Abrir los ojos

JJ Macías, apenado por narración de comentarista de Multimedios
Por:
  • Pacotest

Son de 2017 las noticias de la tensión nuclear y de la violencia nazi. Una civilización medianamente sensible y educada hubiera trascendido ya estas lacras, para concentrarse en temas relativos a la vida y su mejoramiento.

Me deja perplejo que cientos, miles de jóvenes aún centren su vida en el fortuito color de su piel, que se sientan amenazados por la igualdad racial ¡y que se ofendan por la remoción de una estatua confederada! ¿Qué retórica instruyó y radicalizó a estas personas? ¿Ha pasado un libro por sus manos, una historia no panfletaria ni atizadora del odio? ¿Qué sinapsis rabiosas deben estallar en el cerebelo de un semihombre de veinte años, para arrojar su automóvil encima de un grupo de personas, transformándolo de prosélito supremacista lobotomizado, en terrorista y asesino? “Es nuestro momento”, dicen. “Es hora de recuperar lo que nos han quitado”. La articulación ideológica es cien por ciento trumpista, votado por millones.

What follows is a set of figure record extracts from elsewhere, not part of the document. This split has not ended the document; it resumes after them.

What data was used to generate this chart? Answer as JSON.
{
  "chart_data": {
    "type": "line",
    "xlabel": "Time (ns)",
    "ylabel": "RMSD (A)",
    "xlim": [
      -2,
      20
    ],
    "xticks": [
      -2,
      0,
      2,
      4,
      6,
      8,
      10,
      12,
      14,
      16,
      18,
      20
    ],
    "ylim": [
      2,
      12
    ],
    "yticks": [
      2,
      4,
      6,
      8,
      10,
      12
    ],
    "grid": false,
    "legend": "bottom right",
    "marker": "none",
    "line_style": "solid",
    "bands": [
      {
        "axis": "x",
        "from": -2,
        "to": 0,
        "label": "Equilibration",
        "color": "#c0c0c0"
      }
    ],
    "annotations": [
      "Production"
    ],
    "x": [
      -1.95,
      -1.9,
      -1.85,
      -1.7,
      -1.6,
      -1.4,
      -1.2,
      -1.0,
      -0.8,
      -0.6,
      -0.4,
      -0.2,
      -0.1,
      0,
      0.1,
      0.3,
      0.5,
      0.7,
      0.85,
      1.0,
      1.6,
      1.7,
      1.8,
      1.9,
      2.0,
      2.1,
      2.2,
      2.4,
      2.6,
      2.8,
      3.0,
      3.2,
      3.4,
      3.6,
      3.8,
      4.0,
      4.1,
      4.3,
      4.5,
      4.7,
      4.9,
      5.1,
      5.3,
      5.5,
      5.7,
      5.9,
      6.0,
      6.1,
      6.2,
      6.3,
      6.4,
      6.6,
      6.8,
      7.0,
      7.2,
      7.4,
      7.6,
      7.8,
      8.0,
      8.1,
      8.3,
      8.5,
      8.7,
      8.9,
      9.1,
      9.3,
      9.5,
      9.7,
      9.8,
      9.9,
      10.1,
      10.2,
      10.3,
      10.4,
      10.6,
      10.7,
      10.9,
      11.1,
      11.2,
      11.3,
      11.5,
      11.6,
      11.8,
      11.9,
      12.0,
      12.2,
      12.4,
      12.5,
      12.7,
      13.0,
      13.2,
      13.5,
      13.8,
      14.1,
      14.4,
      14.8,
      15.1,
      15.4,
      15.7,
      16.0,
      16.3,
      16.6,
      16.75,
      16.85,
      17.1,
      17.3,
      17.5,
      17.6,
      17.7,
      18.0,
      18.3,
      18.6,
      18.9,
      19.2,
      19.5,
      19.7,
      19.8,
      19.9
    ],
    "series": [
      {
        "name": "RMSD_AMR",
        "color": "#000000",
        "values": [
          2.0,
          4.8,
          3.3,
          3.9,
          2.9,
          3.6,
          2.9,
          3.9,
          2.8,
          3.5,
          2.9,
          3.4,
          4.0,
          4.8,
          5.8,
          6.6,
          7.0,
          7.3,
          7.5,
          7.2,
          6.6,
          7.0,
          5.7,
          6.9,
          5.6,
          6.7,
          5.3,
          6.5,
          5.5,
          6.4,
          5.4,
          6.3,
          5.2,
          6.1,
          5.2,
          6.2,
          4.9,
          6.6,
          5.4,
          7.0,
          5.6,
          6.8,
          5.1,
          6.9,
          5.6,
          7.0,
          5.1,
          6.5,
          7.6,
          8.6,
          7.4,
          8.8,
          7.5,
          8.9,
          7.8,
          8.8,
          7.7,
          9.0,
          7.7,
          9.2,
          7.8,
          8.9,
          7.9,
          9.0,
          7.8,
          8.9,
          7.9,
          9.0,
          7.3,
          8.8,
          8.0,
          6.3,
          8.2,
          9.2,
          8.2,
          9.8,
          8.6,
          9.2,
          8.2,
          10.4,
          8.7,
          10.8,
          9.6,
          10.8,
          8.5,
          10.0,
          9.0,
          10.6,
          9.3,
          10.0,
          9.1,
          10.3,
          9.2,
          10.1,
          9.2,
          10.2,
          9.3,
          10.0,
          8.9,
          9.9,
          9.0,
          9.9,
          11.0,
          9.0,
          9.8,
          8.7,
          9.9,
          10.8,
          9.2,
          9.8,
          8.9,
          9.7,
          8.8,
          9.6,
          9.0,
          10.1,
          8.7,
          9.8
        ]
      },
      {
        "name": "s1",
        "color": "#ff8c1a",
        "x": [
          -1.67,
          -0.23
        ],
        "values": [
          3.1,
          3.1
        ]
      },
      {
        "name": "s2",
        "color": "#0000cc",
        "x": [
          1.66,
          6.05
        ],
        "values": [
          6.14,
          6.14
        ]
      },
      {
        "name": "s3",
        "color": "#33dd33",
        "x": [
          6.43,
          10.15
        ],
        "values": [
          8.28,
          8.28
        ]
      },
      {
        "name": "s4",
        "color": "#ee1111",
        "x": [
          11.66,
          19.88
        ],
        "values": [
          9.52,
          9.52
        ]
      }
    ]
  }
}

Debemos encender todas las alarmas ya, en todos los rincones del mundo, para evitar que Charlottesville sea la Kristalnacht de nuestra época.

Recordemos que la noche de los cristales rotos ocurrió en 1938, en la víspera del terror nazi, y que fue su detonador. Los ingredientes son tan parecidos: fuerzas de ataque de las SA atacaron y lincharon a la población judía, mientras las autoridades alemanas se cruzaban de brazos. Pero olvidemos a la policía de entonces y de ahora: la sociedad en general no le concedió seriedad a los pogromos, a ese brote físico de odio (y el odio es siempre inseguridad) que desembocaría en el Holocausto. ¿Le concederemos nosotros seriedad al coche lleno de odio que arrolló antier a veinte opositores y cuyo conductor, poco tiempo antes, había entregado un ensayo escolar desbordado de admiración nazi? La tibia, prácticamente inexistente condena de esos actos por parte de Donald Trump, le abre la puerta (hoy, mientras nuestros hijos comienzan a estudiar) a tiempos que jamás hubiéramos pensado se reciclarían. ¡Antier se gritaban consignas antijudías, racistas y homofóbicas y el mundo no está estupefacto!

En una sola semana atestiguamos la amenaza de una intervención militar en Venezuela, el peligrosísimo machismo atómico contra Corea del Norte (“locked and loaded”) y una desasosegante ambigüedad moral ante la violencia nazi en Virginia, hechos que van cocinando un nuevo siglo de odio e intolerancia, de fanatismo y agresión. Me parece que el solo hecho de relativizar estas evidencias desde nuestros sillones es un error, aunque no sepa bien a bien qué puede hacer un ciudadano invisible desde su trinchera, salvo estar alerta y ser inclusivo y tolerante, frente al rostro del odio y la exclusión. México es un país donde se practica un racismo de facto que apenas se señala: empecemos aquí, en la pequeña esfera de privilegio en que nos movemos, a practicar una nueva y urgente horizontalidad social. No es que vayamos arrollando gente con nuestro coche, pero sí encarnamos una falsa y ridícula superioridad que creemos merecida, heredada y garantizada.

Ése es para mí el verdadero rostro del analfabetismo y un enorme obstáculo para el bienestar compartido. Empecemos aquí para evitar lo de allá, pues todo está conectado y no hemos aprendido a abrir los ojos.